Employer Playbook: Practical Steps
- Triage your pipeline:
- Label each future hire as critical, important, or deferrable.
- Test whether the role can be filled locally within required wages and timelines.
- Quantify the business case to pay the $100,000:
- Assess revenue impact, security needs, customer penalties, and knowledge transfer.
- Assess alternatives:
- O‑1, L‑1, near‑shoring to 🇨🇦/🇲🇽, or remote teams.
- Prepare waiver files for essential projects:
- Collect evidence that the role serves national interest and poses no security/welfare risk.
- Communicate with staff:
- Explain the policy, who is exempt, and whether the company will fund the fee.
- Reduce anxiety through regular updates.
- Budget for litigation timelines:
- Even if lawsuits advance, relief may come in stages; agencies may update guidance multiple times.

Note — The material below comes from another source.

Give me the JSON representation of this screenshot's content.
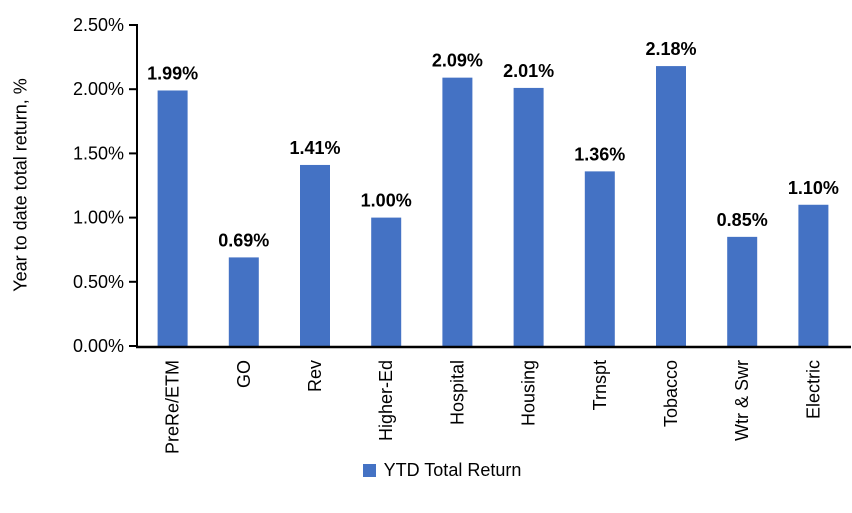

Key takeaway: map risk, prioritize hires, and prepare documentation now. The H‑1B fee policy will likely evolve quickly through guidance, litigation, and political pressure — but the immediate operational and human impacts are real and substantial.
This Article in a Nutshell
The September 19, 2025 Presidential Proclamation introduces a $100,000 fee for all new H‑1B petitions and related visa issuances filed after 12:01 a.m. ET on September 21, 2025. Existing H‑1B holders may continue to travel, renew, and change employers under current approvals without paying the surcharge unless a fresh petition is required. The Department of Homeland Security is instructed not to approve new petitions for workers abroad without evidence of payment; the State Department must similarly withhold visas. A narrow national‑interest waiver exists but lacks defined criteria. The fee has caused immediate operational disruption—delayed onboarding, rescinded offers, travel chaos—and is prompting legal challenges that could pause or modify enforcement. Employers are reevaluating hiring strategies, considering alternatives like O‑1 or L‑1 visas, near‑shoring, or litigation. Agencies will issue field guidance, and courts may rule on the President’s authority to impose such a charge, making implementation fluid in the weeks ahead.